A team of engineers has developed a class of tiny bio-hybrid machines that swim like sperm, the first synthetic structures that can traverse the viscous fluids of biological environments on their own. The bio-bots are modeled after single-celled creatures with long tails called flagella – for example, sperm. The researchers begin by creating the body of the bio-bot from a flexible polymer. Then they culture heart cells near the junction of the head and the tail. The cells self-align and synchronize to beat together, sending a wave down the tail that propels the bio-bot forward.
This self-organization is a remarkable emergent phenomenon, Saif said, and how the cells communicate with each other on the flexible polymer tail is yet to be fully understood. But the cells must beat together, in the right direction, for the tail to move.
The team also built two-tailed bots, which they found can swim even faster. Multiple tails also opens up the possibility of navigation. The researchers envision future bots that could sense chemicals or light and navigate toward a target for medical or environmental applications.
“The long-term vision is simple,” said Saif, who is also part of the Beckman Institute for Advanced Science and Technology at the U. of I. “Could we make elementary structures and seed them with stem cells that would differentiate into smart structures to deliver drugs, perform minimally invasive surgery or target cancer?”
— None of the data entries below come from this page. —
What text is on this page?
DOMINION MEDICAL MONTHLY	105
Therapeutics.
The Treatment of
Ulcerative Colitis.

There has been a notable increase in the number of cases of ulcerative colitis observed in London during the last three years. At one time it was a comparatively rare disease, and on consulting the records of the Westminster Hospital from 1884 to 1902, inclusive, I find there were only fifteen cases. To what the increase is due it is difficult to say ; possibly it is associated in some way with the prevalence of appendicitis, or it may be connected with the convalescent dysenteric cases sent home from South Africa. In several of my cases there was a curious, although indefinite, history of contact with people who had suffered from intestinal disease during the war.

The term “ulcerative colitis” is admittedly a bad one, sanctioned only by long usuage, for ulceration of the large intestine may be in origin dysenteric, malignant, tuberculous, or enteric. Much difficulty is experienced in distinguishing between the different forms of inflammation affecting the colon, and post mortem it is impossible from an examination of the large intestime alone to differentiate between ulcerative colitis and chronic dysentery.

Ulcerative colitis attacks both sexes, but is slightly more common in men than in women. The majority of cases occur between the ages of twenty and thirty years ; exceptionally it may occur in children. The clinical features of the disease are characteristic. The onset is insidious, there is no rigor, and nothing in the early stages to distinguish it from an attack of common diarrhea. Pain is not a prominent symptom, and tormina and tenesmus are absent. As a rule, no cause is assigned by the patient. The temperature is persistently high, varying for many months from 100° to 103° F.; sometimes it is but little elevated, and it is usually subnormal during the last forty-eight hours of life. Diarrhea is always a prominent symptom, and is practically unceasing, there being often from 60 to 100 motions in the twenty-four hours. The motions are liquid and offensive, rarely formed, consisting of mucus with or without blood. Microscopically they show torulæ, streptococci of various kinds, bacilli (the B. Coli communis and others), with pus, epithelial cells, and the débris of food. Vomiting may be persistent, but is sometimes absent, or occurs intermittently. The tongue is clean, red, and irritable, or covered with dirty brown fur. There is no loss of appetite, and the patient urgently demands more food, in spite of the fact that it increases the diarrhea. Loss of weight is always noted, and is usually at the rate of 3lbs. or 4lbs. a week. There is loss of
Concept design of a biohybrid flagellum.
Many microorganisms, including spermatozoa and forms of bacteria, oscillate or twist a hair-like flagella to swim. At this small scale, where locomotion is challenged by large viscous drag, organisms must generate time-irreversible deformations of their flagella to produce thrust. To date, there is no demonstration of a self propelled, synthetic flagellar swimmer operating at low Reynolds number. Here we report a microscale, biohybrid swimmer enabled by a unique fabrication process and a supporting slender-body hydrodynamics model. The swimmer consists of a polydimethylsiloxane filament with a short, rigid head and a long, slender tail on which cardiomyocytes are selectively cultured. The cardiomyocytes contract and deform the filament to propel the swimmer at 5–10 μm s−1, consistent with model predictions. We then demonstrate a two-tailed swimmer swimming at 81 μm s−1. This small-scale, elementary biohybrid swimmer can serve as a platform for more complex biological machines.